In designing BWS applying full factorial and OMEPs, it is important to ensure that there are no duplicates per set and no dominance in sets (Huber & Zwerina, 1996; Louviere et al., 2000). Duplicating refers to two or more identical profiles occurring in a given set, while dominance occurs if one profile dominates other profiles in a given set. For example, profiles are the same in respect to all attributes levels except for the price level, and the profile with the lowest price level may dominate other profiles in the set. This would result in overstated preferences for these levels of attributes that are bundled with the lowest price. To deal with the issues of duplicates and dominance, Louviere et al. (2000) propose to fold over the original OMEP and/or transposition (shift) columns in it. Folding over means mirror imaging the original design, i.e. replacing each ‘dummy’ coded attribute level 1 with 4, 2 with 3, 3 with 2 and 4 with 1 (in the four-level attribute), while shifting columns occurs through column 1 becoming column 3, column 2 becoming column 1 and column 3 becoming column 2 (in the three options per set design; Louviere et al., 2000). This results in, for example the lowest price becoming highest (fold over) or a certain price level becoming a certain level of other attribute (shifting columns).

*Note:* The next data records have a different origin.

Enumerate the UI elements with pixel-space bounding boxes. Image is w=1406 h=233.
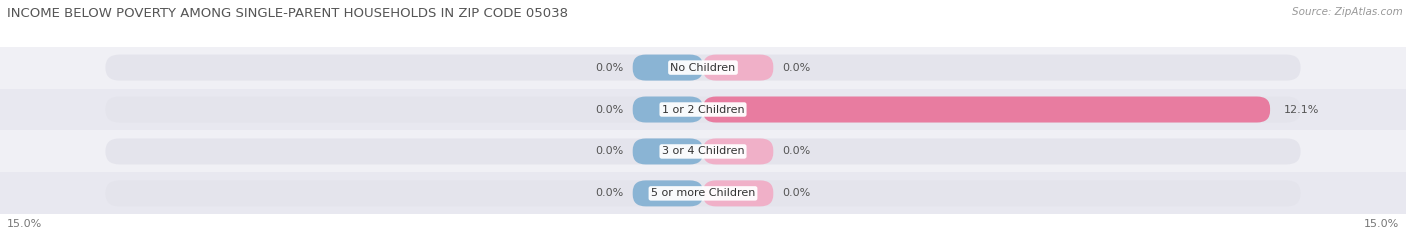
Text: Source: ZipAtlas.com: Source: ZipAtlas.com [1292, 7, 1403, 17]
FancyBboxPatch shape [703, 138, 773, 164]
Text: No Children: No Children [671, 63, 735, 72]
FancyBboxPatch shape [0, 47, 1406, 89]
FancyBboxPatch shape [633, 180, 703, 206]
Text: 0.0%: 0.0% [595, 188, 623, 198]
Text: 12.1%: 12.1% [1284, 105, 1319, 114]
Text: 15.0%: 15.0% [7, 219, 42, 229]
Text: 0.0%: 0.0% [783, 147, 811, 156]
FancyBboxPatch shape [105, 138, 1301, 164]
FancyBboxPatch shape [633, 138, 703, 164]
FancyBboxPatch shape [633, 55, 703, 81]
FancyBboxPatch shape [703, 55, 773, 81]
FancyBboxPatch shape [703, 96, 1270, 123]
Text: INCOME BELOW POVERTY AMONG SINGLE-PARENT HOUSEHOLDS IN ZIP CODE 05038: INCOME BELOW POVERTY AMONG SINGLE-PARENT… [7, 7, 568, 20]
Text: 5 or more Children: 5 or more Children [651, 188, 755, 198]
Text: 0.0%: 0.0% [595, 147, 623, 156]
FancyBboxPatch shape [0, 89, 1406, 130]
FancyBboxPatch shape [105, 96, 1301, 123]
FancyBboxPatch shape [703, 180, 773, 206]
FancyBboxPatch shape [0, 172, 1406, 214]
Text: 15.0%: 15.0% [1364, 219, 1399, 229]
Text: 0.0%: 0.0% [595, 63, 623, 72]
Text: 0.0%: 0.0% [783, 63, 811, 72]
FancyBboxPatch shape [633, 96, 703, 123]
Text: 0.0%: 0.0% [783, 188, 811, 198]
Text: 1 or 2 Children: 1 or 2 Children [662, 105, 744, 114]
Text: 0.0%: 0.0% [595, 105, 623, 114]
FancyBboxPatch shape [105, 55, 1301, 81]
FancyBboxPatch shape [0, 130, 1406, 172]
Text: 3 or 4 Children: 3 or 4 Children [662, 147, 744, 156]
FancyBboxPatch shape [105, 180, 1301, 206]
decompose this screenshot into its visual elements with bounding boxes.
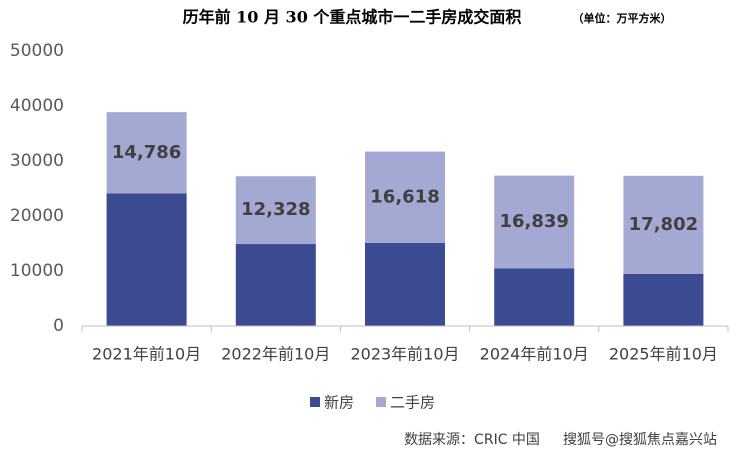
bar-segment xyxy=(365,242,445,326)
x-tick-label: 2025年前10月 xyxy=(609,345,718,364)
value-label: 14,786 xyxy=(112,142,181,163)
bar-segment xyxy=(235,176,316,245)
x-tick-label: 2021年前10月 xyxy=(92,345,201,364)
value-label: 17,802 xyxy=(629,214,698,235)
legend-swatch xyxy=(376,397,387,407)
value-label: 12,328 xyxy=(241,199,310,220)
x-tick-label: 2023年前10月 xyxy=(350,345,459,364)
legend-label: 新房 xyxy=(324,394,354,412)
legend-label: 二手房 xyxy=(390,394,435,412)
bar-segment xyxy=(623,273,704,326)
y-tick-label: 20000 xyxy=(10,206,64,226)
source: 数据来源：CRIC 中国 xyxy=(404,432,540,448)
bar-segment xyxy=(235,244,316,326)
y-tick-label: 50000 xyxy=(10,41,64,61)
bar-segment xyxy=(623,175,704,274)
bar-segment xyxy=(494,175,575,269)
bar-segment xyxy=(494,268,575,326)
y-tick-label: 40000 xyxy=(10,96,64,116)
y-tick-label: 10000 xyxy=(10,261,64,281)
x-tick-label: 2022年前10月 xyxy=(221,345,330,364)
chart-subtitle: （单位：万平方米） xyxy=(573,11,672,25)
value-label: 16,618 xyxy=(370,186,439,207)
x-tick-label: 2024年前10月 xyxy=(480,345,589,364)
y-tick-label: 30000 xyxy=(10,151,64,171)
legend-swatch xyxy=(310,397,320,407)
value-label: 16,839 xyxy=(499,211,568,232)
bar-segment xyxy=(106,112,187,194)
watermark: 搜狐号@搜狐焦点嘉兴站 xyxy=(563,432,717,448)
bar-segment xyxy=(106,193,187,326)
y-tick-label: 0 xyxy=(53,316,64,336)
chart-title: 历年前 10 月 30 个重点城市一二手房成交面积 xyxy=(183,8,522,27)
bar-segment xyxy=(365,151,445,243)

5.4.2.4Balanced Incomplete Block Designs

As previously noted, one way of creating choice sets in DCEs and BWS is the application of full factorials and a random assignment of profiles to sets. An alternative to this is the use of OMEPs and so called Balanced Incomplete Block Designs (BIBDs), or their certain types, e.g. Youden designs (see in Gupta, 2005; Raghavarao, 1988). BIBD is a design where all pairs of profiles occur together within a block an equal number of times (Louviere et al., 2015). BIBDs can be found in various sources, for example A. Street and Street (1987). Catalogues of BIBDs comprise designs with no duplicates per set issue, which makes it easier for researchers to design a flawless experiment.

104 5.4.3Final steps in designing experiments

The remaining steps in conducting experiments comprise laying out choice sets and formatting a response task, recruiting a suitable sample of participants, and administering experiments to obtain rank order of profiles (CA) and best and worst choices (BWS). The final step is to analyse the choices using a valid method (Louviere et al., 2015).